August 2, 2007

HIV drop indicates shift in sexual behaviour

A fall in HIV infections in South Africa shows prevention programmes are working but changing people's sexual behaviour is still a major hurdle, the country's health minister said Wednesday. Manto Tshabalala-Msimang told reporters that new figures which showed that South Africa was experiencing the first ever descrease in infection levels since records began was encouraging but no reason for complacency.

However Tshabalala-Msimang said the small decrease of 15.9 percent in 2005 to 13.7 percent in 2006, among under 20s, showed the government campaigns encouraging safe sex were only succeeding up to a point. "In this country, more than 98 percent of people will tell you how it (AIDS) is transmitted. They know, but how they translate it into behaviour change is something different," the minister told journalists.

The decrease, however slight, was still significant, she added.

"We must celebrate the youth of this country who are beginning to see the messages of prevention, prevention, prevention. That for us is significant enough."

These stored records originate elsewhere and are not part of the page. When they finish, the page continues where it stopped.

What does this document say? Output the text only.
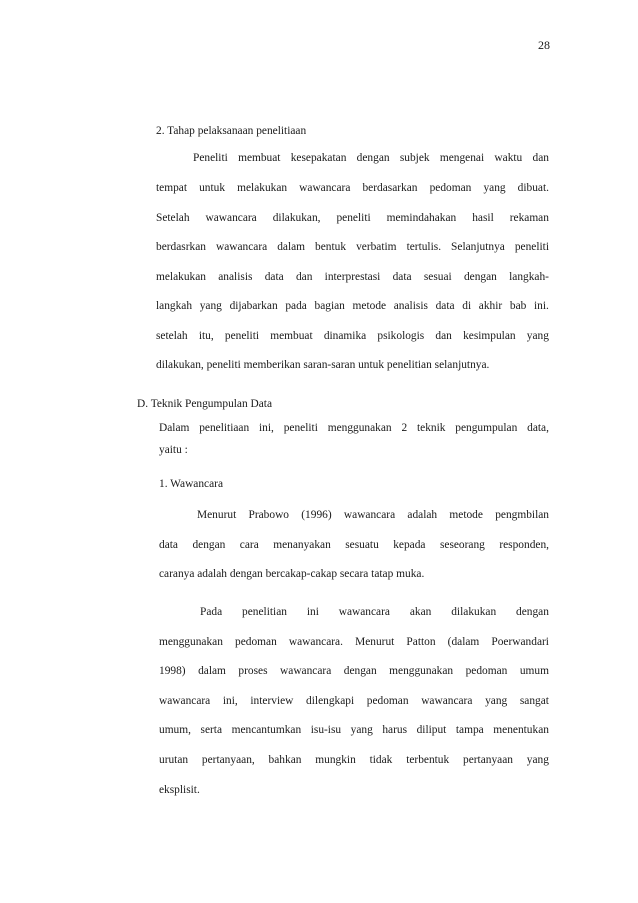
28
2. Tahap pelaksanaan penelitiaan
Peneliti membuat kesepakatan dengan subjek mengenai waktu dan
tempat untuk melakukan wawancara berdasarkan pedoman yang dibuat.
Setelah wawancara dilakukan, peneliti memindahakan hasil rekaman
berdasrkan wawancara dalam bentuk verbatim tertulis. Selanjutnya peneliti
melakukan analisis data dan interprestasi data sesuai dengan langkah-
langkah yang dijabarkan pada bagian metode analisis data di akhir bab ini.
setelah itu, peneliti membuat dinamika psikologis dan kesimpulan yang
dilakukan, peneliti memberikan saran-saran untuk penelitian selanjutnya.
D. Teknik Pengumpulan Data
Dalam penelitiaan ini, peneliti menggunakan 2 teknik pengumpulan data,
yaitu :
1. Wawancara
Menurut Prabowo (1996) wawancara adalah metode pengmbilan
data dengan cara menanyakan sesuatu kepada seseorang responden,
caranya adalah dengan bercakap-cakap secara tatap muka.
Pada penelitian ini wawancara akan dilakukan dengan
menggunakan pedoman wawancara. Menurut Patton (dalam Poerwandari
1998) dalam proses wawancara dengan menggunakan pedoman umum
wawancara ini, interview dilengkapi pedoman wawancara yang sangat
umum, serta mencantumkan isu-isu yang harus diliput tampa menentukan
urutan pertanyaan, bahkan mungkin tidak terbentuk pertanyaan yang
eksplisit.
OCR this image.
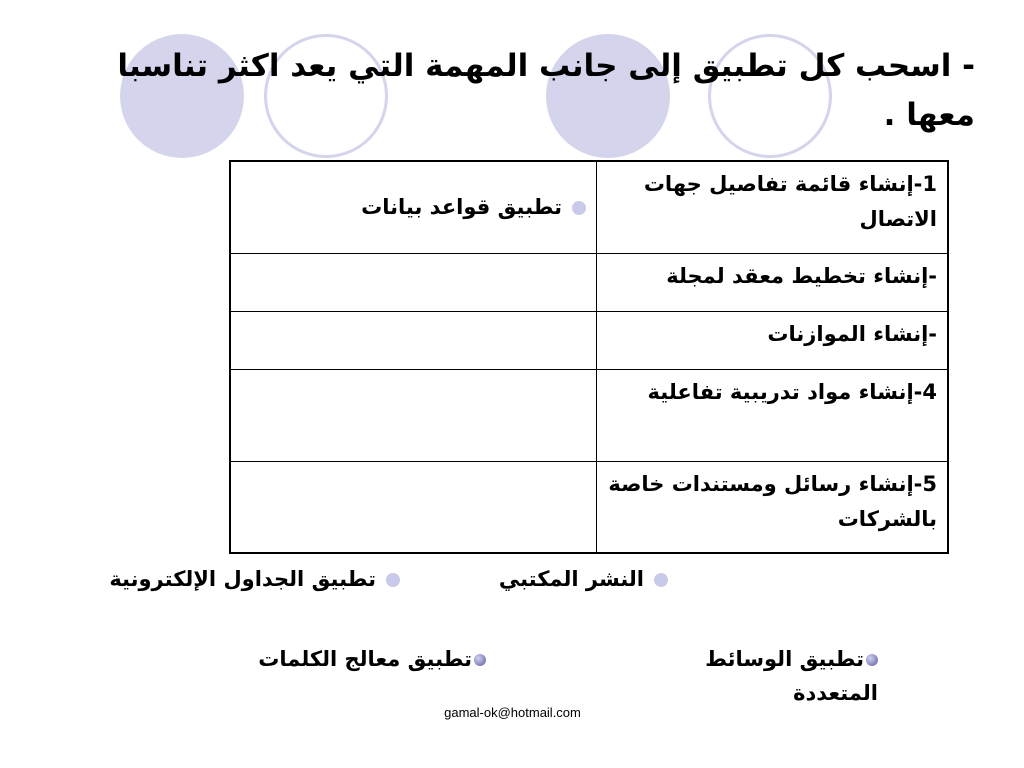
- اسحب كل تطبيق إلى جانب المهمة التي يعد اكثر تناسبا معها .
1-إنشاء قائمة تفاصيل جهات الاتصال	تطبيق قواعد بيانات
-إنشاء تخطيط معقد لمجلة	
-إنشاء الموازنات	
4-إنشاء مواد تدريبية تفاعلية	
5-إنشاء رسائل ومستندات خاصة بالشركات	
النشر المكتبي
تطبيق الجداول الإلكترونية
تطبيق الوسائط المتعددة
تطبيق معالج الكلمات
gamal-ok@hotmail.com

The survey, based on surveillance of pregnant women attending ante-natal clinics, showed different trends between younger and older age groups with women between 30 and 39 experiencing an increase in infections.

"There will need to be a concerted focus on older age groups where declines have not been observed ... This may be related to older women not being enabled by their circumstances to moderate factors related to acquiring infection," reads the report.

South Africa's overall HIV prevalence was 18.4 percent in 2006, with some 5.41 million people living with the disease, 257,000 of which are children under the age of 14.

The United Nations pinned South Africa's prevalence rate at 18.8 percent in 2005.

"The overall picture suggests that in South Africa HIV prevalence may be at the point of beginning a downward trend," the prevalence report read.

South Africa recently launched an AIDS plan with the aim of reducing by 50 percent the rate of new infections by 2011, focusing on the youth among whom most new infections occur.

Tshabalala-Msimang has been a major target of criticism both at home and abroad over her approach to AIDS, earning the name of Dr Beetroot for touting the use of vegetables to help combat the disease.